For a weekend when there was the least football played yet, it might end up the most consequential period of the season. It is certainly difficult not to think it could be decisive in the title race, when three probably became two, and one went clear.
Chelsea fell a massive six points off top because they didn’t have a big enough squad to weather so many first-team players being out. Liverpool were missing most of their midfield as well as their star defender, Virgil van Dijk, so could only draw against a Tottenham Hotspur that often overwhelmed them. Much of their 2-2 draw involved a lot of debate over whether Spurs’ own Covid-enforced break actually benefited them.
Then there was Manchester City, the best-resourced club in the land. Their team of apparently interchangeable starters cruised past Newcastle United, to go a full three points clear at the top.
It’s similarly impossible to escape the feeling that the pot luck of how Covid affects any individual squad is directly influencing the season.
That is quite an aggravating notion, because it cuts against the founding – if often misguided – idea that any season is on a completely level playing field, everything is settled on the pitch, and the final positions are ultimately deserving. This is the asterisk that people talk about. It feels wrong that a success as sanctified as the English title is potentially decided by blind fortune, and like something else – anything else – can surely be done.
To which the only answer is “what?”
The Premier League can wait for the perfect situation until it all settles but, well, good luck with that. This is an ongoing pandemic, where the Omicron variant is playing havoc with our lives, let alone football. It is probably more than likely that we won’t get the “perfect” situation in some time. In the meantime, all football can do is adapt, and that is something all the more pressing when the very playing of games is so lucrative.
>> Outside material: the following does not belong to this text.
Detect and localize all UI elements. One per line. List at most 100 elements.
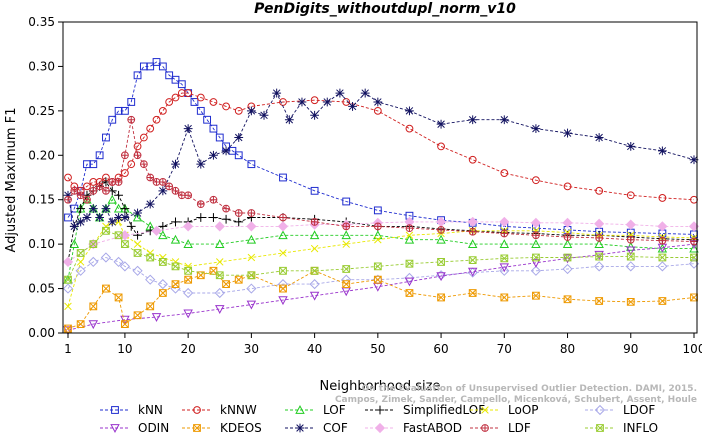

That may seem crass, and an element of double-think does underscore this entire debate. The Premier League sells itself on its competitive vitality, but a live argument – and one that is being made by many within the competition’s meetings – is that the current circumstances are damaging its competitive integrity; that the very selling point is being negated.
The deeper problem is that this is what everyone signed up to, in more than one sense.
The immense wealth of the game partly comes from the glamorous scale of the show, which meant Qatar wanted a World Cup, and that World Cup had to be put in winter. That leaves very little space in the calendar, which only increases the pressure on debates over when fixtures can be played.
The Premier League is still counting the costs of the initial 2020 pause. The bottom line is that players potentially earn a lot less if the show comes to a stop or is curtailed. This was something made abundantly clear to squads in all of the discussions around Project Restart. It involves a lot of compromises, undeniably, but ones that most will ultimately accept.
There’s then the very rules on postponement that the clubs signed up to. When you lay them out, they do look as fair as they can be.
Every case is judged on its own merits, because the circumstances are bound to be so different in each one. They come down to the number of players available, whether a training ground was closed when a team required it and whether an outbreak was controlled or “uncontrolled”. The latter is the most likely to see a game postponed because there is the danger of the whole squad being infected, as well as the opposition and everyone else involved.
All of this is similarly set against health and safety, which is the number-one priority, and the necessity to play games where they can be played.
That was one of the other ironies of the last game on Sunday at Spurs. The circuit-breaker that had been discussed earlier in the week might have meant this game getting needlessly called off. And, sure, Tottenham Hotspur were still recovering from their own outbreak, while Liverpool were missing a core of players. It still produced a classic “great advertisement” for the Premier League because the game was so good.
There is a further irony in that it may do long-term damage to the title race, as a below-strength Liverpool weren’t capable of keeping full pace with City. But that’s the other thing about this whole situation. It is entirely unpredictable. It is eminently possible that it could bring another turn.
Waiting on that obviously isn’t perfect. But waiting on perfect conditions is obviously impossible.
It is far from neat, in the way we football fans that are naturally sporting purists would demand. But it’s never going to be neat, when the pandemic is causing such chaos – and misery – in the real world.
It’s just a case of adapting, which the Premier League has probably done pretty well so far.